MSPs can help these companies operate securely in this new environment by providing technology and services that enable them to follow several security strategies.
Secure home/public Wi-Fi and personal device access: Small businesses and the MSPs that service them should implement Zero Trust Network Access (ZTNA) to verify every access attempt to data and resources on these networks. Solutions like Barracuda CloudGen Access offer an innovative ZTNA solution that provides secure access to applications and workloads from any device and location.
The ZTNA approach also solves the personal device challenge at the endpoint by reducing the exposure of a business’ infrastructure via access control for SaaS applications while removing the need for long-living connections. This type of multi-tenanted solution allows MSPs to keep their customers safe, regardless of network or device and enables them to monetize devices they previously were unable to monetize because they weren’t technically under management.
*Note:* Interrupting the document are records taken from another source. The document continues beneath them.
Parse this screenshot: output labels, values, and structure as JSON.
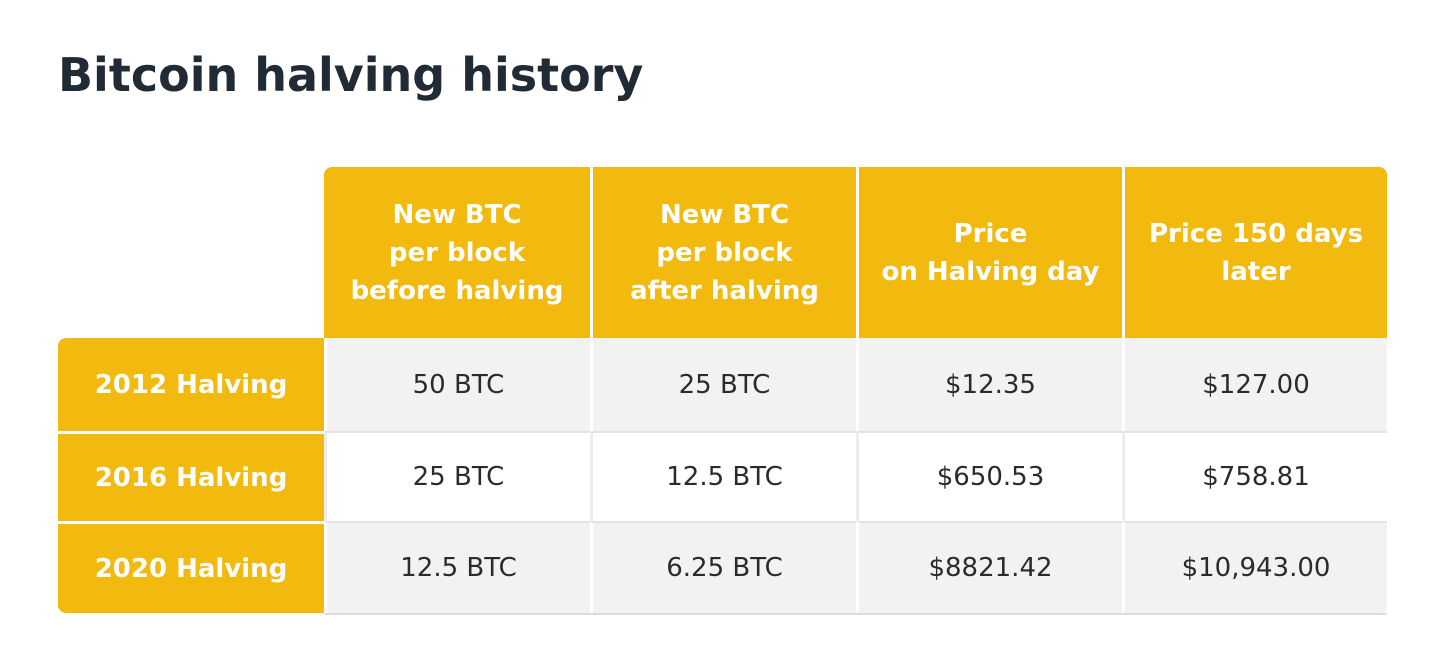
{
  "title": "Bitcoin halving history",
  "colors": {
    "accent": "#f2b90f",
    "title_text": "#212b35",
    "shaded_row": "#f2f2f2"
  },
  "table": {
    "columns": [
      "New BTC\nper block\nbefore halving",
      "New BTC\nper block\nafter halving",
      "Price\non Halving day",
      "Price 150 days\nlater"
    ],
    "rows": [
      {
        "label": "2012 Halving",
        "cells": [
          "50 BTC",
          "25 BTC",
          "$12.35",
          "$127.00"
        ]
      },
      {
        "label": "2016 Halving",
        "cells": [
          "25 BTC",
          "12.5 BTC",
          "$650.53",
          "$758.81"
        ]
      },
      {
        "label": "2020 Halving",
        "cells": [
          "12.5 BTC",
          "6.25 BTC",
          "$8821.42",
          "$10,943.00"
        ]
      }
    ]
  }
}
Improve visibility with assessments, RMM: MSPs should offer regular security assessments for SMB customers to help identify security gaps and proactively address those vulnerabilities before an attack or breach occurs. Using a remote monitoring and management (RMM) tool allows MSPs to set alerts and automate remediation actions that can help them address security gaps promptly. For example, the Barracuda Managed Workplace RMM can help improve visibility and control for MSPs.
Provide employee training and policy guidance: Employees are the weakest link in any security infrastructure. Modern cyberattacks are much more complex and convincing, particularly advanced phishing schemes like business email compromise (BEC) attacks. These attacks are designed to circumvent traditional firewall-based email security.
That is why education is critical. MSPs can help clients create strong policies and protocols around data and money transfers (i.e., requiring in-person or phone-based confirmations) while also assisting clients in implementing awareness training to help employees recognize these more advanced attacks. MSPs should also train clients on how to properly report attacks so that the cybersecurity team has time to respond and mitigate the damage caused by these events.
On the technology side, these policies can be augmented with artificial intelligence and machine learning technologies (such as Barracuda Sentinel) that evaluate typical communication patterns and use that data to check for anomalies that a human might miss.
The expected 2021 economic recovery will lay the groundwork for MSPs to help current clients implement disaster response and recovery plans and evaluate their customers’ security postures. Increased reliance on remote work has created more opportunities for MSPs centered around their IT expertise and ability to make remote workers productive and secure. The threat landscape did not change in 2020, but the susceptibility of the client base did. To thrive, MSPs will need to become security-centric service providers.
Chris Crellin is Senior Director of Product Management for Barracuda MSP, a provider of security and data protection solutions for managed services providers, where he is responsible for leading product strategy and management.